Despite extortion emails and the victim’s purported listing on the Chaos ransomware leak site, Rapid7’s forensic analysis found “the absence of encryption despite Chaos ransomware artifacts suggests the primary goal was not financial gain.” The attackers instead focused on data exfiltration and sustained access — tradecraft consistent with MuddyWater’s long-standing intelligence-gathering profile.

Attribution

Rapid7’s attribution rests primarily on a code-signing certificate bearing the identity “Donald Gay” (Thumbprint: B674578D4BDB24CD58BF2DC884EAA658B7AA250C), which is historically linked to MuddyWater’s Operation Olalampo, along with overlapping command-and-control infrastructure including the domain moonzonet[.]com. The group, also tracked as Static Kitten, Mango Sandstorm, and Seedworm, has been publicly linked by the United States government to Iran’s Ministry of Intelligence and Security.

Rapid7 stated the attack reflects “the convergence between state-sponsored intrusion activity and criminal tradecraft, where a big ‘tell’ lies in the techniques that were deployed — and those that weren’t,” as reported by BleepingComputer. Researcher Christiaan Beek noted: “If an operation looks like ransomware, defenders may initially treat it as financially motivated cybercrime rather than a state-linked operation,” according to Cybersecurity Dive.

SecurityWeek characterized the campaign as a “hybrid intrusion model, in which ransomware is leveraged not as an end goal but as a mechanism for concealment,” adding that “the inclusion of extortion and negotiation elements could serve to focus defensive efforts on immediate impact” rather than the underlying espionage.

Targets and Scale

The Chaos ransomware-as-a-service operation, which emerged in early 2025 after a law enforcement takedown of the BlackSuit group known as Operation Checkmate, had claimed 36 victims as of late March 2026, with ransom demands reaching $300,000, according to Rapid7. Targets are primarily U.S. organizations in construction, manufacturing, and business services, though Cybersecurity Dive and The Hacker News report that specific attacks also occurred in Jordan and Australia.

This is not MuddyWater’s first use of ransomware as operational cover.
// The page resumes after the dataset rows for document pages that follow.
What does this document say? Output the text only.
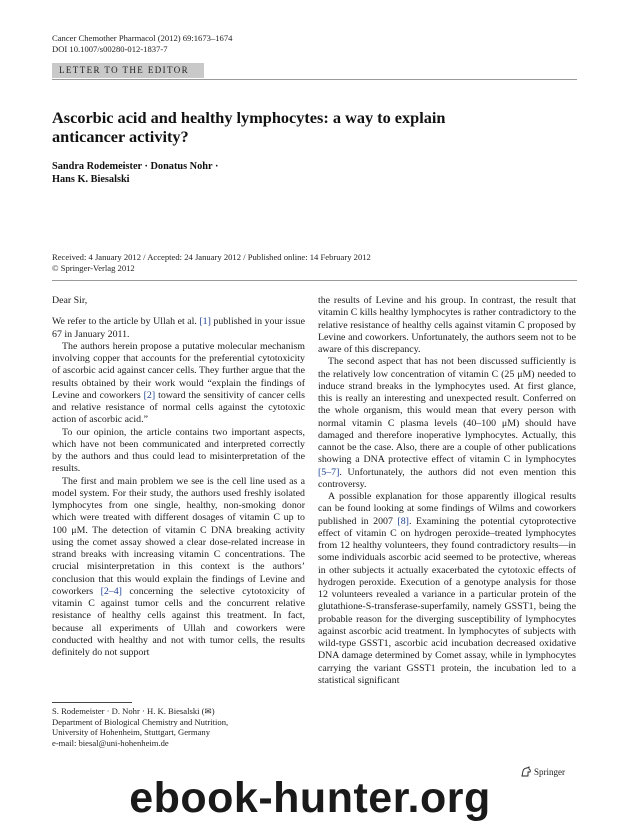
Cancer Chemother Pharmacol (2012) 69:1673–1674
DOI 10.1007/s00280-012-1837-7
LETTER TO THE EDITOR
Ascorbic acid and healthy lymphocytes: a way to explain anticancer activity?
Sandra Rodemeister · Donatus Nohr ·
Hans K. Biesalski
Received: 4 January 2012 / Accepted: 24 January 2012 / Published online: 14 February 2012
© Springer-Verlag 2012

Dear Sir,

We refer to the article by Ullah et al. [1] published in your issue 67 in January 2011.

The authors herein propose a putative molecular mechanism involving copper that accounts for the preferential cytotoxicity of ascorbic acid against cancer cells. They further argue that the results obtained by their work would “explain the findings of Levine and coworkers [2] toward the sensitivity of cancer cells and relative resistance of normal cells against the cytotoxic action of ascorbic acid.”

To our opinion, the article contains two important aspects, which have not been communicated and interpreted correctly by the authors and thus could lead to misinterpretation of the results.

The first and main problem we see is the cell line used as a model system. For their study, the authors used freshly isolated lymphocytes from one single, healthy, non-smoking donor which were treated with different dosages of vitamin C up to 100 μM. The detection of vitamin C DNA breaking activity using the comet assay showed a clear dose-related increase in strand breaks with increasing vitamin C concentrations. The crucial misinterpretation in this context is the authors’ conclusion that this would explain the findings of Levine and coworkers [2–4] concerning the selective cytotoxicity of vitamin C against tumor cells and the concurrent relative resistance of healthy cells against this treatment. In fact, because all experiments of Ullah and coworkers were conducted with healthy and not with tumor cells, the results definitely do not support

the results of Levine and his group. In contrast, the result that vitamin C kills healthy lymphocytes is rather contradictory to the relative resistance of healthy cells against vitamin C proposed by Levine and coworkers. Unfortunately, the authors seem not to be aware of this discrepancy.

The second aspect that has not been discussed sufficiently is the relatively low concentration of vitamin C (25 μM) needed to induce strand breaks in the lymphocytes used. At first glance, this is really an interesting and unexpected result. Conferred on the whole organism, this would mean that every person with normal vitamin C plasma levels (40–100 μM) should have damaged and therefore inoperative lymphocytes. Actually, this cannot be the case. Also, there are a couple of other publications showing a DNA protective effect of vitamin C in lymphocytes [5–7]. Unfortunately, the authors did not even mention this controversy.

A possible explanation for those apparently illogical results can be found looking at some findings of Wilms and coworkers published in 2007 [8]. Examining the potential cytoprotective effect of vitamin C on hydrogen peroxide–treated lymphocytes from 12 healthy volunteers, they found contradictory results—in some individuals ascorbic acid seemed to be protective, whereas in other subjects it actually exacerbated the cytotoxic effects of hydrogen peroxide. Execution of a genotype analysis for those 12 volunteers revealed a variance in a particular protein of the glutathione-S-transferase-superfamily, namely GSST1, being the probable reason for the diverging susceptibility of lymphocytes against ascorbic acid treatment. In lymphocytes of subjects with wild-type GSST1, ascorbic acid incubation decreased oxidative DNA damage determined by Comet assay, while in lymphocytes carrying the variant GSST1 protein, the incubation led to a statistical significant

S. Rodemeister · D. Nohr · H. K. Biesalski (✉)
Department of Biological Chemistry and Nutrition,
University of Hohenheim, Stuttgart, Germany
e-mail: biesal@uni-hohenheim.de
Springer
ebook-hunter.org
BleepingComputer notes the group previously deployed Thanos ransomware in September 2020 and Qilin ransomware in October 2025 against an Israeli organization.

What We Don’t Know

Rapid7’s attribution carries only moderate confidence, meaning alternative explanations — such as a criminal actor reusing MuddyWater infrastructure — have not been fully ruled out. The full list of organizations targeted in the early 2026 campaign has not been disclosed, and it is unclear how many of the 36 Chaos-claimed victims involve the state-sponsored operator versus genuinely criminal Chaos affiliates operating independently.

The specific nature of the data exfiltrated, and whether the operation represents pre-positioning for future disruptive attacks or solely intelligence collection, also remains unknown.

Analysis

The MuddyWater-Chaos campaign illustrates a maturing tactic in nation-state cyber operations: borrowing the infrastructure and branding of cybercriminal groups to degrade attribution confidence and redirect incident response. Defenders who treat an intrusion as ransomware will focus on recovering encrypted files and negotiating a decryption key — activities that do nothing to address the underlying persistent access and data exfiltration.

The technique also exploits the structural overlap between criminal and state-sponsored tooling that has grown over the past several years. As criminal RaaS markets have lowered the barrier to sophisticated malware, state actors have found it increasingly practical to operate under their cover — gaining plausible deniability at the cost of some operational control.